Je me redresse sur mon siège tout en écoutant la voix grave du conducteur qui me relate mes méfaits et tortures à l'encontre d'un des sbires rescapés de Jarlath. C'est ainsi que j'apprends que je suis parvenue à lui extorquer l'endroit exact où Jarlath comptait accueillir Allan.

Mon cœur frappe à coups redoublés dans ma cage thoracique. Le soulagement m'envahit. J'ai réussi, j'ai au moins fait ça de bien. Une partie du poids imposant qui croule sur mes épaules s'envole. Puis mon regard se fixe dans celui brillant de Sander avant qu'il décrispe les lèvres pour continuer.

— Tu l'as dépecé, morceau après morceau. Il n'avait même plus ses yeux pour pleurer sur la fin !

Cette fois, je m'en souviens nettement. Je me souviens de la tête maculée d'hémoglobine de ma victime ; je me souviens aussi de ses hurlements de douleur avant qu'il finisse par me dire ce que je voulais entendre... et il m'a fallu vingt précieuses minutes pour cela. La seule chose que je regrette, c'est qu'il n'ait pas craqué plus tôt.

— J'ai fait ce que je devais faire, répliqué-je au géant, froide et implacable.

— Bon Dieu, Ele ! C'était une boucherie !

— Et alors ? Il était hors de question que je les laisse filer après ce qu'ils nous ont fait. Après qu'ils ont emmené Allan !

— Je sais que c'est dur pour toi, mais...

Le rugissement suivant sort des tréfonds de mon âme tourmentée. Son écho résonne et implose en moi. C'est un cri du cœur, un cri d'une âme esseulée qui se rend compte avec horreur d'à quel point sa moitié lui manque. Et que ce manque la fait vriller...

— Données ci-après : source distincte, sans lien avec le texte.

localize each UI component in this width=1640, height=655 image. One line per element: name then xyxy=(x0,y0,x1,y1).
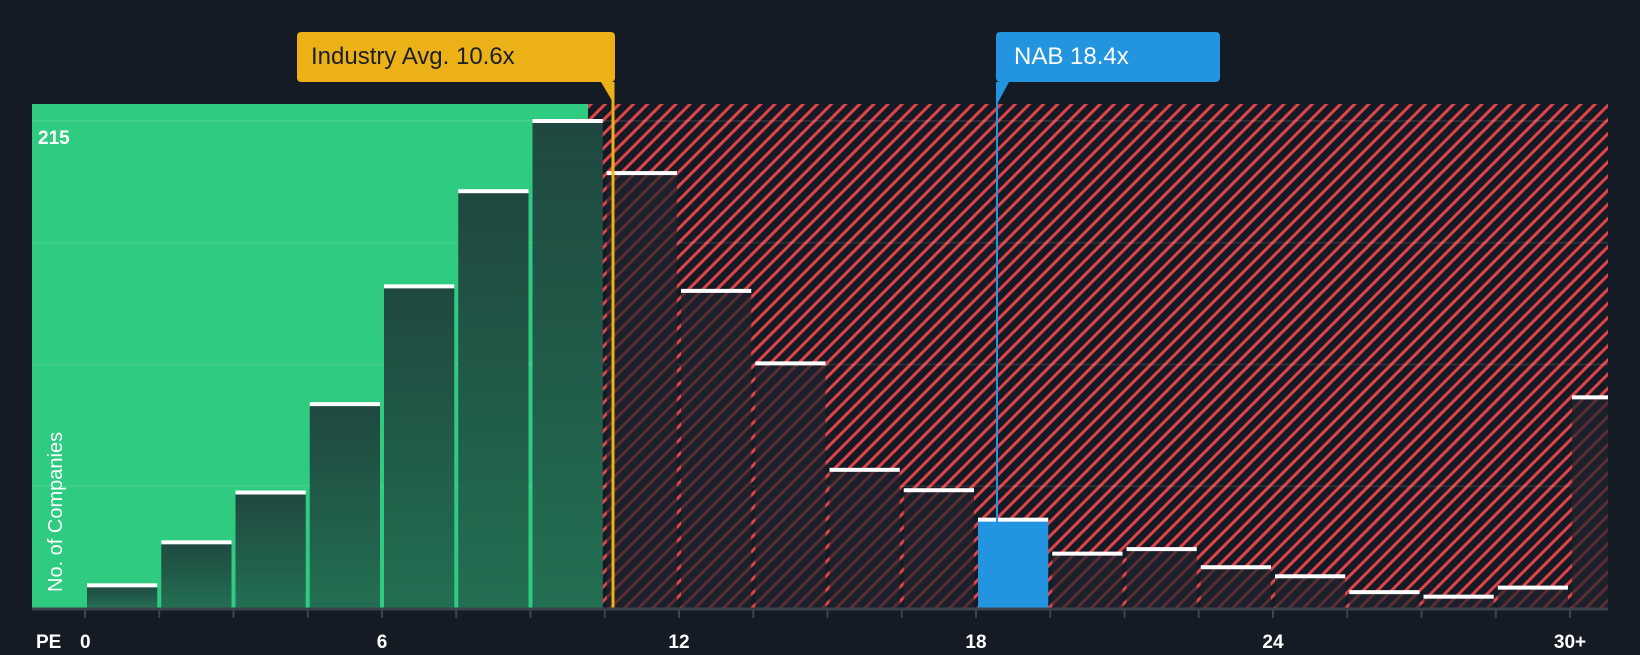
histogram-bar xyxy=(1349,590,1420,608)
x-tick-label: 0 xyxy=(80,632,91,650)
bar-cap xyxy=(458,189,529,194)
bar-cap xyxy=(235,490,306,495)
histogram-bar xyxy=(235,490,306,608)
bar-cap xyxy=(161,540,232,545)
histogram-bars xyxy=(87,119,1608,609)
histogram-bar xyxy=(755,361,826,608)
bar-cap xyxy=(87,583,158,588)
industry-average-label: Industry Avg. 10.6x xyxy=(311,43,515,70)
histogram-bar xyxy=(1275,574,1346,608)
bar-cap xyxy=(681,288,752,293)
company-pe-label: NAB 18.4x xyxy=(1014,43,1129,70)
bar-cap xyxy=(1497,585,1568,590)
bar-cap xyxy=(1275,574,1346,579)
company-pe-badge: NAB 18.4x xyxy=(996,32,1220,82)
bar-cap xyxy=(1200,565,1271,570)
histogram-bar xyxy=(1423,594,1494,608)
bar-cap xyxy=(606,171,677,176)
x-tick-label: 6 xyxy=(377,632,388,650)
bar-cap xyxy=(309,402,380,407)
bar-cap xyxy=(1423,594,1494,599)
histogram-bar xyxy=(1572,395,1608,608)
x-tick-label: 18 xyxy=(965,632,986,650)
histogram-bar xyxy=(606,171,677,609)
bar-cap xyxy=(1126,547,1197,552)
histogram-bar xyxy=(978,517,1049,608)
bar-cap xyxy=(384,284,455,289)
bar-cap xyxy=(1572,395,1608,400)
histogram-bar xyxy=(458,189,529,608)
y-axis-title: No. of Companies xyxy=(45,432,67,592)
histogram-bar xyxy=(1052,551,1123,608)
bar-cap xyxy=(1349,590,1420,595)
y-max-label: 215 xyxy=(38,128,70,149)
histogram-bar xyxy=(161,540,232,608)
bar-cap xyxy=(978,517,1049,522)
x-tick-label: 12 xyxy=(668,632,689,650)
histogram-bar xyxy=(829,467,900,608)
histogram-bar xyxy=(309,402,380,608)
histogram-bar xyxy=(384,284,455,608)
x-tick-label: 24 xyxy=(1262,632,1284,650)
x-tick-label: 30+ xyxy=(1554,632,1586,650)
bar-cap xyxy=(829,467,900,472)
average-markers xyxy=(601,82,1009,608)
industry-badge-pointer xyxy=(601,82,614,104)
company-badge-pointer xyxy=(996,82,1009,106)
bar-cap xyxy=(755,361,826,366)
x-axis-title: PE xyxy=(36,632,61,650)
bar-cap xyxy=(903,488,974,493)
histogram-bar xyxy=(1200,565,1271,608)
histogram-bar xyxy=(681,288,752,608)
x-axis: 0 6 12 18 24 30+ xyxy=(32,607,1608,653)
histogram-bar xyxy=(1497,585,1568,608)
histogram-bar xyxy=(532,119,603,608)
industry-average-badge: Industry Avg. 10.6x xyxy=(297,32,615,82)
histogram-bar xyxy=(87,583,158,608)
histogram-bar xyxy=(1126,547,1197,608)
histogram-bar xyxy=(903,488,974,608)
bar-cap xyxy=(1052,551,1123,556)
bar-cap xyxy=(532,119,603,123)
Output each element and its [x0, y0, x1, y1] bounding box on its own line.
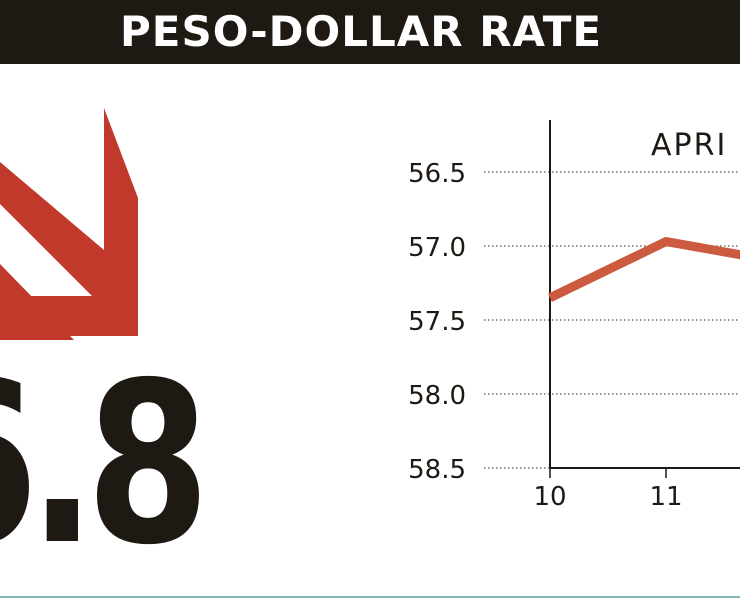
tick-layer: 56.5 57.0 57.5 58.0 58.5 10 11	[408, 159, 682, 512]
y-tick-label: 58.5	[408, 455, 466, 485]
x-tick-label: 11	[649, 482, 682, 512]
x-tick-label: 10	[533, 482, 566, 512]
chart-title: APRI	[651, 128, 727, 163]
page-title: PESO-DOLLAR RATE	[120, 7, 603, 56]
series-line	[548, 237, 740, 302]
bottom-rule	[0, 596, 740, 598]
y-tick-label: 56.5	[408, 159, 466, 189]
y-tick-label: 58.0	[408, 381, 466, 411]
headline-value-text: 56.8	[0, 346, 200, 586]
y-tick-label: 57.0	[408, 233, 466, 263]
axis-layer	[549, 120, 740, 478]
title-bar: PESO-DOLLAR RATE	[0, 0, 740, 64]
grid-layer	[484, 171, 740, 469]
y-tick-label: 57.5	[408, 307, 466, 337]
headline-value: 56.8	[0, 346, 200, 586]
arrow-down-right-icon	[0, 108, 138, 340]
series-layer	[548, 237, 740, 302]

— Non tu ne sais rien, putain ! Si je devais perpétuer à nouveau un massacre et user du même sadisme, si je devais tout recommencer pour obtenir cette chance infime de le retrouver, je le referais sans hésiter ! Ne me reproche pas une attitude que tu emploierais le premier si jamais il arrivait malheur à Gillian, Sander. Ne te montre pas hypocrite, pas aujourd'hui.

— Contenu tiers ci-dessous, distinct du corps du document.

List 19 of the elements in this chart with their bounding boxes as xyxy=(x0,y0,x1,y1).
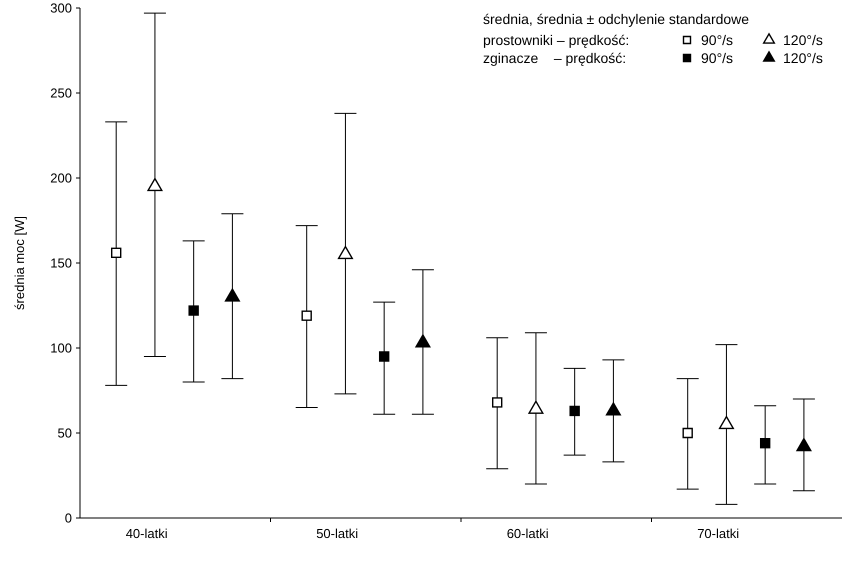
x-tick-label: 70-latki xyxy=(697,526,740,541)
y-tick-label: 0 xyxy=(64,510,72,526)
legend-label: 120°/s xyxy=(783,32,823,48)
legend-label: 90°/s xyxy=(701,50,734,66)
y-tick-label: 150 xyxy=(50,256,72,271)
y-tick-label: 200 xyxy=(50,170,72,186)
y-tick-label: 250 xyxy=(50,86,72,101)
legend-title: średnia, średnia ± odchylenie standardowe xyxy=(483,11,750,27)
legend-label: 120°/s xyxy=(783,50,823,66)
x-tick-label: 60-latki xyxy=(506,526,549,541)
annotation: zginacze – prędkość: xyxy=(483,50,626,66)
y-axis-title: średnia moc [W] xyxy=(12,216,27,310)
y-tick-label: 100 xyxy=(50,340,72,356)
legend-label: 90°/s xyxy=(701,32,734,48)
annotation: prostowniki – prędkość: xyxy=(483,32,630,48)
x-tick-label: 50-latki xyxy=(316,526,358,541)
y-tick-label: 50 xyxy=(58,426,72,441)
x-tick-label: 40-latki xyxy=(126,526,168,541)
y-tick-label: 300 xyxy=(50,0,72,16)
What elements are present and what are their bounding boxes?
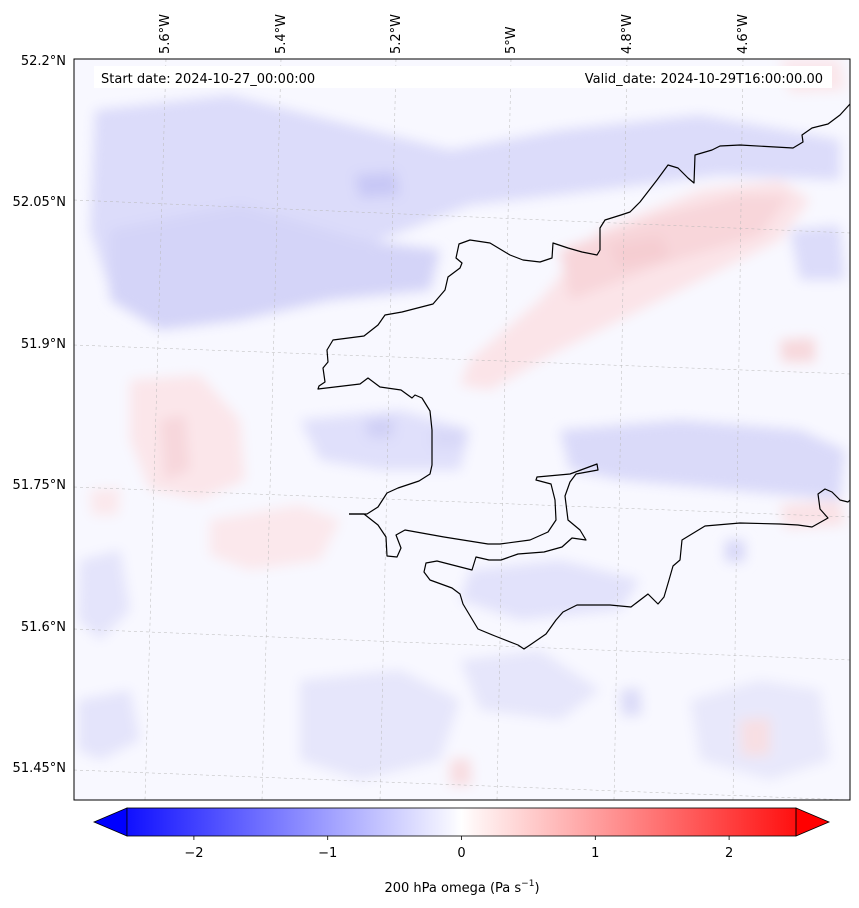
lat-label: 51.45°N — [13, 761, 66, 776]
map-panel: Start date: 2024-10-27_00:00:00 Valid_da… — [73, 58, 851, 801]
colorbar-gradient — [127, 808, 796, 836]
lon-label: 5.6°W — [158, 14, 173, 54]
lat-label: 51.9°N — [21, 337, 66, 352]
colorbar-tick-label: 0 — [457, 846, 465, 861]
omega-field — [74, 59, 850, 800]
colorbar-tick-label: 1 — [591, 846, 599, 861]
colorbar-extend-max — [795, 807, 831, 837]
lon-label: 5°W — [504, 26, 519, 54]
colorbar-label: 200 hPa omega (Pa s−1) — [384, 879, 539, 896]
lon-label: 5.2°W — [389, 14, 404, 54]
valid-date-label: Valid_date: 2024-10-29T16:00:00.00 — [585, 72, 823, 87]
coastline — [317, 103, 850, 650]
omega-anomalies — [78, 60, 845, 786]
latitude-labels: 52.2°N 52.05°N 51.9°N 51.75°N 51.6°N 51.… — [13, 54, 66, 776]
colorbar-ticks: −2 −1 0 1 2 — [184, 836, 733, 861]
lon-label: 4.8°W — [620, 14, 635, 54]
lat-label: 52.2°N — [21, 54, 66, 69]
lat-label: 52.05°N — [13, 195, 66, 210]
longitude-labels: 5.6°W 5.4°W 5.2°W 5°W 4.8°W 4.6°W — [158, 14, 751, 54]
lat-label: 51.75°N — [13, 478, 66, 493]
colorbar-tick-label: −2 — [184, 846, 203, 861]
map-frame — [73, 58, 851, 801]
colorbar-extend-min — [92, 807, 128, 837]
lat-label: 51.6°N — [21, 620, 66, 635]
colorbar: −2 −1 0 1 2 200 hPa omega (Pa s−1) — [92, 807, 831, 896]
lon-label: 5.4°W — [274, 14, 289, 54]
colorbar-tick-label: 2 — [725, 846, 733, 861]
lon-label: 4.6°W — [736, 14, 751, 54]
colorbar-tick-label: −1 — [318, 846, 337, 861]
coastline-north — [317, 103, 850, 515]
header-box — [94, 66, 832, 88]
start-date-label: Start date: 2024-10-27_00:00:00 — [101, 72, 315, 87]
coastline-haven-north — [349, 463, 850, 650]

Mes mots s'entrechoquent avec véhémence dans ma bouche, ce qui assombrit plus encore le regard glacé du Norvégien.

— Ce n'est pas le jour pour une leçon de morale, conclus-je, toujours tendue comme un arc.

Sander bougonne, puis lève ses battoirs, paumes en avant en signe de reddition. Il lâche le morceau.

Avec un soupir, j'enfonce mon crâne dans l'appui-tête et referme mes mains en poings.

— Comment tu te sens ? me sollicite la sorcière, sur un ton doux et sagace que je lui sais gré.

— La douleur est latente pour l'instant, soufflé-je, une main passée sur ma poitrine engourdie. Je me suis évanouie après mon forfait, c'est ça ? Je me suis effondrée sur le sol...

— Oui, acquiesce mon amie. Tu n'es restée inconsciente que quelques minutes, le temps pour nous de te porter dans la voiture. Ensuite, tu ne faisais que hurler... et te tordre de douleur.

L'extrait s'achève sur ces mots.